C’è un altro aspetto da considerare nella rivelazione del sito Politico ed è il tempismo della fuga di notizie e, come già anticipato, il fatto che l’anticipazione di una sentenza della Corte Suprema non sia mai stata passata alla stampa in tempi moderni. In molti si sono naturalmente interrogati sull’identità della fonte e ci saranno quasi di certo indagini per accertare il responsabile o i responsabili. Non è impensabile che si tratti di un’operazione favorita dal Partito Democratico o dall’amministrazione Biden, con l’obiettivo di sfruttare la notizia per ragioni elettorali.

In vista del voto di “metà mandato” del prossimo novembre, che rinnoverà buona parte del Congresso, i democratici sono dati in netto svantaggio e le difficoltà in cui già affogavano Biden e i membri di Camera e Senato si sono acuite dopo l’inizio delle operazioni militari russe in Ucraina. La campagna di sanzioni contro Mosca ha generato contraccolpi negativi soprattutto per i paesi che hanno implementato le misure punitive e la stessa economia americana ne sta risentendo, soprattutto sul fronte dell’inflazione.

Il tentativo di attribuire a Putin le responsabilità della situazione creatasi con la guerra in Ucraina o, più precisamente, a causa della reazione occidentale non sembra insomma avere preso piede nemmeno tra gli elettori americani, che finiranno piuttosto per penalizzare i democratici alle urne in autunno. In questo contesto, l’irruzione di una controversia tradizionalmente caldissima come il diritto all’aborto arriva perciò al momento opportuno, visto che può essere utilizzata in fretta per una campagna politica contro l’oscurantismo repubblicano.

È comunque improbabile che l’operazione possa produrre risultati per l’amministrazione Biden. L’economia resterà il tema principale della campagna elettorale e, in ogni caso, i democratici non hanno particolare interesse per i diritti delle donne, come conferma il fatto che non hanno mai approvato una legge che consolidasse il diritto all’interruzione di gravidanza nemmeno quando potevano contare su una maggioranza più o meno ampia al Congresso.

Come per tutte le promesse elettorali di stampo progressista, il Partito Democratico ha sempre usato anche la ratifica del diritto all’aborto per mobilitare il proprio elettorato, per poi deluderlo puntualmente una volta al potere. Biden e i leader del suo partito intendono fare la stessa cosa anche in quest’occasione, tant’è vero che il presidente ha già fatto un appello agli americani a difendere i diritti delle donne recandosi alle urne e votando per i democratici il prossimo novembre.

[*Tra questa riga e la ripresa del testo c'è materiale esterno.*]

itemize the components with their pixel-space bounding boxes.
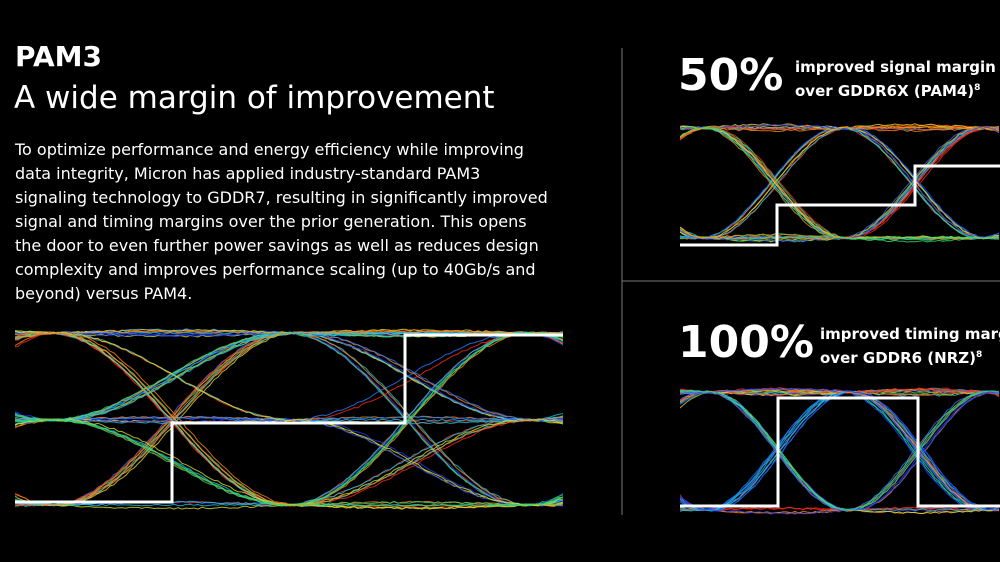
stat-line: improved signal margin [795,58,996,76]
eye-trace [680,390,1000,511]
body-line: signal and timing margins over the prior… [15,212,527,231]
eye-trace [680,391,1000,512]
eye-trace [15,330,563,507]
eye-trace [680,126,1000,139]
eye-trace [680,390,999,512]
eye-trace [15,332,563,507]
body-line: To optimize performance and energy effic… [15,140,524,159]
eye-trace [680,125,1000,240]
eye-trace [680,228,1000,240]
body-line: data integrity, Micron has applied indus… [15,164,481,183]
nrz-eye [680,387,1000,515]
eye-trace [680,390,1000,512]
stat-figure: 100% [678,317,814,368]
stat-text: improved timing margin over GDDR6 (NRZ)8 [820,324,1000,369]
footnote: 8 [976,350,983,360]
body-line: the door to even further power savings a… [15,236,539,255]
heading: PAM3 [15,40,102,73]
pam4-eye [680,123,1000,243]
eye-trace [680,390,1000,402]
stat-figure: 50% [678,50,784,101]
eye-trace [680,123,1000,240]
stat-line: improved timing margin [820,325,1000,343]
eye-trace [680,391,1000,515]
eye-trace [680,390,1000,512]
pam3-eye [15,328,563,510]
eye-trace [680,126,1000,242]
eye-trace [680,229,1000,243]
eye-trace [680,390,1000,512]
eye-trace [680,390,1000,512]
eye-trace [15,330,563,338]
body-text: To optimize performance and energy effic… [15,138,548,306]
subheading: A wide margin of improvement [14,80,495,116]
waveform [680,164,1000,247]
waveform [15,333,563,504]
body-line: complexity and improves performance scal… [15,260,536,279]
body-line: signaling technology to GDDR7, resulting… [15,188,548,207]
eye-trace [680,391,1000,511]
body-line: beyond) versus PAM4. [15,284,193,303]
stat-text: improved signal margin over GDDR6X (PAM4)… [795,57,996,102]
eye-trace [680,126,1000,240]
footnote: 8 [974,83,981,93]
eye-trace [15,414,563,507]
eye-trace [680,387,1000,511]
stat-line: over GDDR6 (NRZ) [820,349,976,367]
waveform [680,396,1000,508]
eye-trace [15,418,563,508]
eye-trace [680,389,1000,511]
stat-line: over GDDR6X (PAM4) [795,82,975,100]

Se la deriva anti-democratica della Corte Suprema americana è un dato oggettivo che finirà per restringere drasticamente i diritti delle donne, questi ultimi e i principi democratici in genere non saranno comunque difesi da un’amministrazione e da un partito impegnati, tra l’altro, nell’appoggiare un regime infestato di neonazisti e nell’alimentare una guerra che rischia sempre più di esplodere in un rovinoso conflitto nucleare.